A few months after discussing it over coffee, Michelson and Anderson founded the company as a public benefit corporation, a decision Michelson said was intentional.
“We’re all about doing well by doing good and don’t think you have to be a nonprofit to have impact,” she said. “It also identified us with investors. We were able to say that not everybody is a good fit for us. If it’s just about profit and not about impacting students’ lives, it probably isn’t a good fit.”
Honest Game received an initial investment of USD 50,000 from LOUD Capital after winning a venture competition sponsored by the NBA’s Chicago Bulls in November 2019. The company received another USD 50,000 from family members that same year. Then, in August 2021, Honest Game received USD 2m in seed funding from venture capital firms and individuals with a vested interest in the company, such as NBA player Thaddeus Young, who serves as an advisor.
The company launched shortly before the onset of the COVID-19 pandemic, which might have been a crippling blow, considering many student sport seasons were canceled, but it helped Honest Game because more schools were forced to use technology during the shutdowns, Michelson said.
“Schools are not always the most technologically innovative, but COVID forced them to be. So, they were embracing technology more,” she said, with many customers signing on during that period.
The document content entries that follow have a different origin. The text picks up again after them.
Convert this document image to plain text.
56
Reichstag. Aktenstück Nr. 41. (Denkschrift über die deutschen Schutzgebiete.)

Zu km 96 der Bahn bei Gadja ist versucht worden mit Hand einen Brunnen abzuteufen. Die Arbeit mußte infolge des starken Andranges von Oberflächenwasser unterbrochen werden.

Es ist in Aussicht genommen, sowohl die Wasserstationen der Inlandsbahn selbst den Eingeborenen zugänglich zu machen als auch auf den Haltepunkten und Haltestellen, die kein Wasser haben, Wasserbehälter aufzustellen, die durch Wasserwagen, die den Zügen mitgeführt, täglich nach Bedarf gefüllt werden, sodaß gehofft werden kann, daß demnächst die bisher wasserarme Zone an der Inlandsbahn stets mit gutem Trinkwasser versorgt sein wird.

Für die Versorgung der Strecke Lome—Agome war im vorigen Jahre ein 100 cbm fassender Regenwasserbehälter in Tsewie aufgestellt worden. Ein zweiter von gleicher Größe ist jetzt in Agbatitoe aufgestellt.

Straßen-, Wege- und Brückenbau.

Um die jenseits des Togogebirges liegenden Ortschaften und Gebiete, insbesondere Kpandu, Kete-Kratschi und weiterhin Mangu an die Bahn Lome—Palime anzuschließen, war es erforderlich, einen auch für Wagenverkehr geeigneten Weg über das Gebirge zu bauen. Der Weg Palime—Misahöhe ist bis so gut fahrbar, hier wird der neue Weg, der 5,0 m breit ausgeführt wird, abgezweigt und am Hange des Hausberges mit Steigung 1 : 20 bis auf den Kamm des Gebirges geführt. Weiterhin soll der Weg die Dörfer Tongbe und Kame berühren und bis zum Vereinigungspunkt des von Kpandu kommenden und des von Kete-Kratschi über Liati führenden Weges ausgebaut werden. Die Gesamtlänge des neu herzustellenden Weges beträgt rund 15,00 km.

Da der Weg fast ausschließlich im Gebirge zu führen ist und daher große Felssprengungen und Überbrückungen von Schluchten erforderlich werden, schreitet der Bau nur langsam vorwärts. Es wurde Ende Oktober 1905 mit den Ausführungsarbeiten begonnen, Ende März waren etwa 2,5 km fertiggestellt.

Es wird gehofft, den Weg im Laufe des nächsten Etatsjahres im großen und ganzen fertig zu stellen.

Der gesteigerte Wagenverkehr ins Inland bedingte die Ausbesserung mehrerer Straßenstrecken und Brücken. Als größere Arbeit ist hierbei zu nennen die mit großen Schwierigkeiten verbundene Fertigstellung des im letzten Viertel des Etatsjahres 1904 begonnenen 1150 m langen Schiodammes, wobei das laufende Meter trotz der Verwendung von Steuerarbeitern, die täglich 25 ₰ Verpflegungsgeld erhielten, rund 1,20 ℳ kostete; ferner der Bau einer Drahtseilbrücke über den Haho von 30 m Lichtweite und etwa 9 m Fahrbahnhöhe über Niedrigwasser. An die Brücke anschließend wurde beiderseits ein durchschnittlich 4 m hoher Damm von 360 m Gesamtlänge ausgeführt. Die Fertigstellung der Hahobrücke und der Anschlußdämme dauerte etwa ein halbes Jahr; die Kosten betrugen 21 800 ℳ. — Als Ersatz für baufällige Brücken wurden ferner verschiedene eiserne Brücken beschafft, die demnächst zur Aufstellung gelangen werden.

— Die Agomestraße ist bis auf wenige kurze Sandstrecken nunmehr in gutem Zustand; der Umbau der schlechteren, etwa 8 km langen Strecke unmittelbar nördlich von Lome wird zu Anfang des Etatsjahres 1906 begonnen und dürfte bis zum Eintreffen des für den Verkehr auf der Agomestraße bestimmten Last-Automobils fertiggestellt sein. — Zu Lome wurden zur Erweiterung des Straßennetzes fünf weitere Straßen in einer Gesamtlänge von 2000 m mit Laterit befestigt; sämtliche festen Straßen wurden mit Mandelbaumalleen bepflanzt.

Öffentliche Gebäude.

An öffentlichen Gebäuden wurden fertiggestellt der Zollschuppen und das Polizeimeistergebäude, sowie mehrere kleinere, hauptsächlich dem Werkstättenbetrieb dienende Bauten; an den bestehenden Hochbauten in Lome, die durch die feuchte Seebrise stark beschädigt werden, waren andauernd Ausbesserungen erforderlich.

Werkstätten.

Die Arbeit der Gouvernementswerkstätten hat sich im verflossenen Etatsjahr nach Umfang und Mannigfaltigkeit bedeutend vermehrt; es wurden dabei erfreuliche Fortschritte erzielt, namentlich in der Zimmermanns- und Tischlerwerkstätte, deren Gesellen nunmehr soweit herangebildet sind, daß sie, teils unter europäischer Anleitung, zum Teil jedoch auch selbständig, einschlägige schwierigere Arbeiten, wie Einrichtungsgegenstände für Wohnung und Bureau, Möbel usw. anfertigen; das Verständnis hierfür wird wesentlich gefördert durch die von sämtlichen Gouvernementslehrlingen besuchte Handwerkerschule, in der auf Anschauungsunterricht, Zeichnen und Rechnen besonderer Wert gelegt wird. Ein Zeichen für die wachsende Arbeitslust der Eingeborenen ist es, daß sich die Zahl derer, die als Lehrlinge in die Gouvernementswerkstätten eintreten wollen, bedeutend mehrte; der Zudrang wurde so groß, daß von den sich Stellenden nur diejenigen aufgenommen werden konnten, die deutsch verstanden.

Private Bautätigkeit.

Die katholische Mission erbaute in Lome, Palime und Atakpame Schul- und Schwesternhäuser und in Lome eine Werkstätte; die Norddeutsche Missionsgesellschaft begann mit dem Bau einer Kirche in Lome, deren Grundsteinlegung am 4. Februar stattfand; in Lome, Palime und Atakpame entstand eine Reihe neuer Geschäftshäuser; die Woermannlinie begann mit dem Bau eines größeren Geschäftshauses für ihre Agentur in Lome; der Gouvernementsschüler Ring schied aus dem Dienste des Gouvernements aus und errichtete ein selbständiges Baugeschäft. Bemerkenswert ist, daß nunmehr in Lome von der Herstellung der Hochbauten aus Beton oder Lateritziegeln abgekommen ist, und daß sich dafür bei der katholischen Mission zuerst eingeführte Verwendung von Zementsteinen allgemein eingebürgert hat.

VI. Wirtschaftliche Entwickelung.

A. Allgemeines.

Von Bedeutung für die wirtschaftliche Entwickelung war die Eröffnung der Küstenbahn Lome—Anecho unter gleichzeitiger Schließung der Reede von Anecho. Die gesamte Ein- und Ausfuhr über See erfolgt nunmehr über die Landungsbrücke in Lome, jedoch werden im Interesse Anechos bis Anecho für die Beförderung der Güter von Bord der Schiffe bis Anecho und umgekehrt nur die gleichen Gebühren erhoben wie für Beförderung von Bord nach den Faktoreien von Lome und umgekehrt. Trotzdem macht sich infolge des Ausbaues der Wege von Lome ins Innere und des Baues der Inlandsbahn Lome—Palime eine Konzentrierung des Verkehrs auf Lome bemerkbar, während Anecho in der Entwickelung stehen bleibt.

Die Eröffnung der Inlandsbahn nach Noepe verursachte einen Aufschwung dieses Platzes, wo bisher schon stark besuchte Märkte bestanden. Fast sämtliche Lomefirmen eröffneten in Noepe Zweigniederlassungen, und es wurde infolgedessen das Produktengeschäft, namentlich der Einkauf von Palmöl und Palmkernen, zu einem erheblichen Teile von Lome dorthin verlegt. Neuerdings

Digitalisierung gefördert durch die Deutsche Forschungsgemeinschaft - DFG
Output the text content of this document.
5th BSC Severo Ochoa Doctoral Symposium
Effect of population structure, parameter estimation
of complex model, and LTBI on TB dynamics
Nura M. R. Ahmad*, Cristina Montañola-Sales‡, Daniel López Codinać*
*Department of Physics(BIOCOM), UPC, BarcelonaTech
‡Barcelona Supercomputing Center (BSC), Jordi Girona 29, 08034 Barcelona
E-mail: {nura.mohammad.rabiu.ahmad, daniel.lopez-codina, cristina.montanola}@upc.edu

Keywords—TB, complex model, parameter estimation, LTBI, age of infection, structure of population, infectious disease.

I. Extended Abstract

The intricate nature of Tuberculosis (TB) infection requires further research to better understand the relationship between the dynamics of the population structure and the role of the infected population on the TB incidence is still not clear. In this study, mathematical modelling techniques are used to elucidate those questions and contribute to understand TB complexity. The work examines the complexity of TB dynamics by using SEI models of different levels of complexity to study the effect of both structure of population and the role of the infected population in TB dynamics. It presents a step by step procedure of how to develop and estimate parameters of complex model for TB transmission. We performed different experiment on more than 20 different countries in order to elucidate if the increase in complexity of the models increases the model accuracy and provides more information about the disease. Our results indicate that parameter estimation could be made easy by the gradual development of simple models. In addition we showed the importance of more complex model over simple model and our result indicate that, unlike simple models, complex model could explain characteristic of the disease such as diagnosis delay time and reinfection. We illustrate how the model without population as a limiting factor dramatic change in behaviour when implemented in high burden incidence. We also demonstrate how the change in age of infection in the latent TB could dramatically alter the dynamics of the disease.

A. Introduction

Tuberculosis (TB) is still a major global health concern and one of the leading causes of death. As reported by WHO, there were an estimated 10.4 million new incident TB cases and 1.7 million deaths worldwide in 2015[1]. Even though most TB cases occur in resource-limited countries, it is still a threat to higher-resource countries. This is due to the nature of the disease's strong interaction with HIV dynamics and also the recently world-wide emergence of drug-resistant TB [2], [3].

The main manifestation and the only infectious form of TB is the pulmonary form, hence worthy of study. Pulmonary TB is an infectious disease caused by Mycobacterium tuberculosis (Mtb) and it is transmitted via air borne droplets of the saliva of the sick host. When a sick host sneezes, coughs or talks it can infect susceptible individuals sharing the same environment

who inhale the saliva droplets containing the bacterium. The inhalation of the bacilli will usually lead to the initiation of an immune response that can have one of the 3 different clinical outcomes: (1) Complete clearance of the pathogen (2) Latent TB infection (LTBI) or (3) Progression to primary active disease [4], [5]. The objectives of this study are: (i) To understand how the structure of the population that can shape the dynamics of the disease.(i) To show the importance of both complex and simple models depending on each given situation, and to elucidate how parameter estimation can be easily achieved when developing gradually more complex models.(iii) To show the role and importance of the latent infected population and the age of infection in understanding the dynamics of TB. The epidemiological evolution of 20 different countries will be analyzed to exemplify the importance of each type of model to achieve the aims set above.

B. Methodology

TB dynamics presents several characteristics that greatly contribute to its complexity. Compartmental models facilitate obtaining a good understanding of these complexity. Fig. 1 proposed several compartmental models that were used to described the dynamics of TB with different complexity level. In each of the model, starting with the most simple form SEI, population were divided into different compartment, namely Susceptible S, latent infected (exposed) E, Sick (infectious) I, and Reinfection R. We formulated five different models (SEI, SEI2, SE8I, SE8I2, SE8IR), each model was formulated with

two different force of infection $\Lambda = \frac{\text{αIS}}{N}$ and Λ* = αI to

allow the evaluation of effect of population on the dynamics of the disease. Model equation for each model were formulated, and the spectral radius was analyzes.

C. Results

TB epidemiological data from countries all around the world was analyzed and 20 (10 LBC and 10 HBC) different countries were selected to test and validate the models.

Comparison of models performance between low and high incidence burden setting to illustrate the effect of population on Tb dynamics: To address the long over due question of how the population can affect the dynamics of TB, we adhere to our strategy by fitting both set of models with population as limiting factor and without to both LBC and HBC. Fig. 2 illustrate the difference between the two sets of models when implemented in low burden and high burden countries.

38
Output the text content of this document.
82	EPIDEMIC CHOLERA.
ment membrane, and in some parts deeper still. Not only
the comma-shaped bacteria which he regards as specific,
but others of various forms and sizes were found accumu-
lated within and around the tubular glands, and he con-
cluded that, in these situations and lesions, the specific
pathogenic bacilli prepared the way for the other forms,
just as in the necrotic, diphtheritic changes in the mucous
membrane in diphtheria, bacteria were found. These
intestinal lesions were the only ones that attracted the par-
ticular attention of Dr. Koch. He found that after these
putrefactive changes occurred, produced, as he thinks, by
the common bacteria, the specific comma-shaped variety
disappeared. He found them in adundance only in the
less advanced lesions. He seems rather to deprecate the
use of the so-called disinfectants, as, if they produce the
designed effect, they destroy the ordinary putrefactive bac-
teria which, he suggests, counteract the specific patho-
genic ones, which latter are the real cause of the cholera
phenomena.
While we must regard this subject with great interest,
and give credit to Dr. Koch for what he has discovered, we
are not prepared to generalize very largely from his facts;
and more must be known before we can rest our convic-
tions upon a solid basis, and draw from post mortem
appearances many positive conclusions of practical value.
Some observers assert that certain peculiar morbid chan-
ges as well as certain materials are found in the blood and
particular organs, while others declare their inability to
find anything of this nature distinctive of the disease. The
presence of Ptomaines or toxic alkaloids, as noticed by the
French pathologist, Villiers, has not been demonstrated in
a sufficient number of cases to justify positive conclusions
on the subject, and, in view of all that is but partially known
Currently, Honest Game has 14 employees and 73,000 users –including users from club teams and approximately 150 high schools throughout America. High schools pay under USD5 per student annually, according to the company.
Michelson said she expects Honest Game to bring in USD 2m in revenue in 2022, which would make the company profitable.
Michelson identified CoreCourseGPA.com as its closest competitor but said there is a striking difference between the two companies.
“They use self-reported data while we only use academically verified data directly from high schools. We really are a different product,” she said
Michelson was previously the executive director of Beyond Sports Foundation, a non-profit that helps high school student athletes from underserved communities turn their athletic abilities into life opportunities. Anderson, a lawyer by trade, is also the College Bound Student Athlete Advisor at a Chicago-area high school where she has advised more than 1,000 high school student-athletes on academic eligibility and recruiting. She also served on the NCAA Eligibility Center High School Advisory Board and as president of the board of Girls Play Sports, a non-profit that fosters leadership skills and confidence in girls through sports.